Duane, Duane, DuaneDuaneDuane, what am I gonna do with you? Buggy whips aren't my thing... making money is my thing... ergo, a bit of historical perspective... I only went back 1 year, because it only tilts even more in my favor if I go farther back...

techstocks.com

Yes indeed... GSM has a large installed base, and it's growing every day... each of those users will, in time, replace or upgrade their phones. The more features a new phone has, the more likely subscribers are to upgrade/replace with that new phone. Theoretically, if LSI provides a GSM chip that can call and make reservations at your favorite restaurant for you, or let you call multiple people at the same time, or respond to voice commands, or something else that knocks the socks off of Joe and Jane consumer, then it should be able to demand a premium for those capabilities (Just look at sales of Nokia's 9000 in Europe as a decent example...).

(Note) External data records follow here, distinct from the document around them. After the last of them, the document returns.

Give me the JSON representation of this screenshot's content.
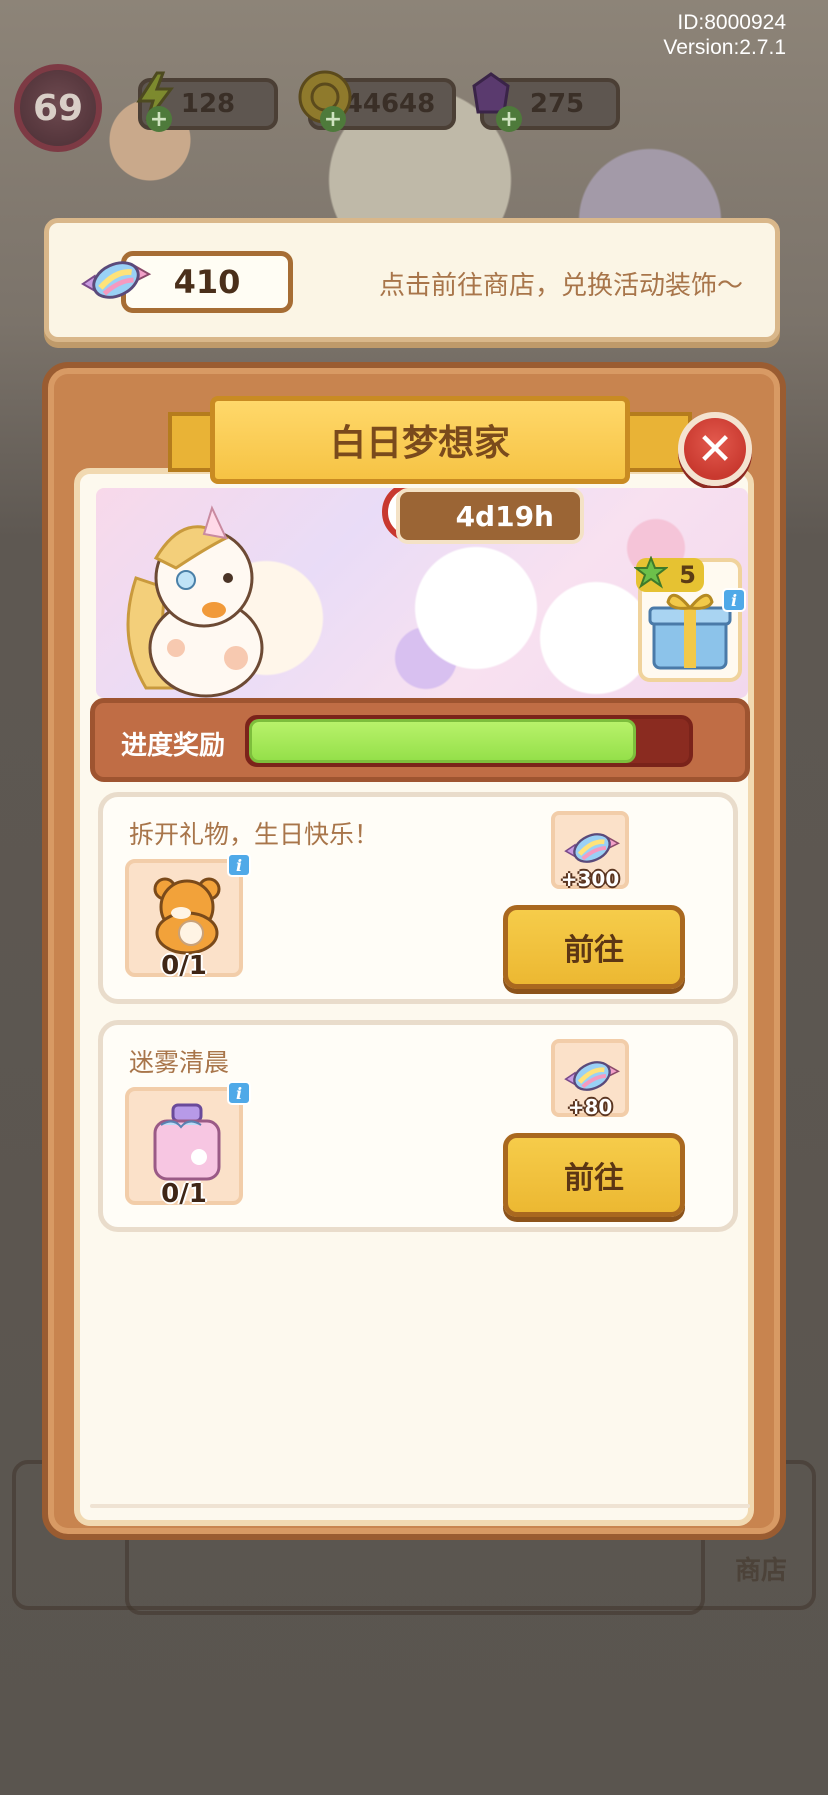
{
  "debug": {
    "id_text": "ID:8000924",
    "version_text": "Version:2.7.1"
  },
  "hud": {
    "level": "69",
    "energy": "128",
    "coins": "44648",
    "gems": "275"
  },
  "candy_banner": {
    "count": "410",
    "hint": "点击前往商店，兑换活动装饰～"
  },
  "panel": {
    "title": "白日梦想家",
    "timer": "4d19h",
    "gift_stars": "5",
    "progress_label": "进度奖励",
    "progress_fraction": 0.88
  },
  "tasks": [
    {
      "title": "拆开礼物，生日快乐！",
      "count": "0/1",
      "reward": "+300",
      "button": "前往"
    },
    {
      "title": "迷雾清晨",
      "count": "0/1",
      "reward": "+80",
      "button": "前往"
    }
  ],
  "background": {
    "shop_label": "商店"
  },
  "colors": {
    "panel_brown": "#c8844f",
    "ribbon_yellow": "#f6c344",
    "progress_green": "#95e04a",
    "close_red": "#c9392f"
  }
}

Yes, CDMA is growing (we'll ignore Korea for the moment...), I've never argued otherwise. I'd also like to point out that telecom is in no way, shape, or form a zero-sum game. It is a market that is growing exponentially, and the dreaded day of commodity-like sales of cellular handsets still hasn't arrived (contrary to numerous dire predictions). I'd be willing to bet you would say that "not all CDMA chipsets are alike" (MOT vs. QCOM for instance), so I can't understand why you'd think that rationale would work for an LSI/GSM chipset. Profit margins are driven by not only supply but demand, and if your whizbang LSI/GSM chipset runs rings around the other guys, then the world will beat a path to your door.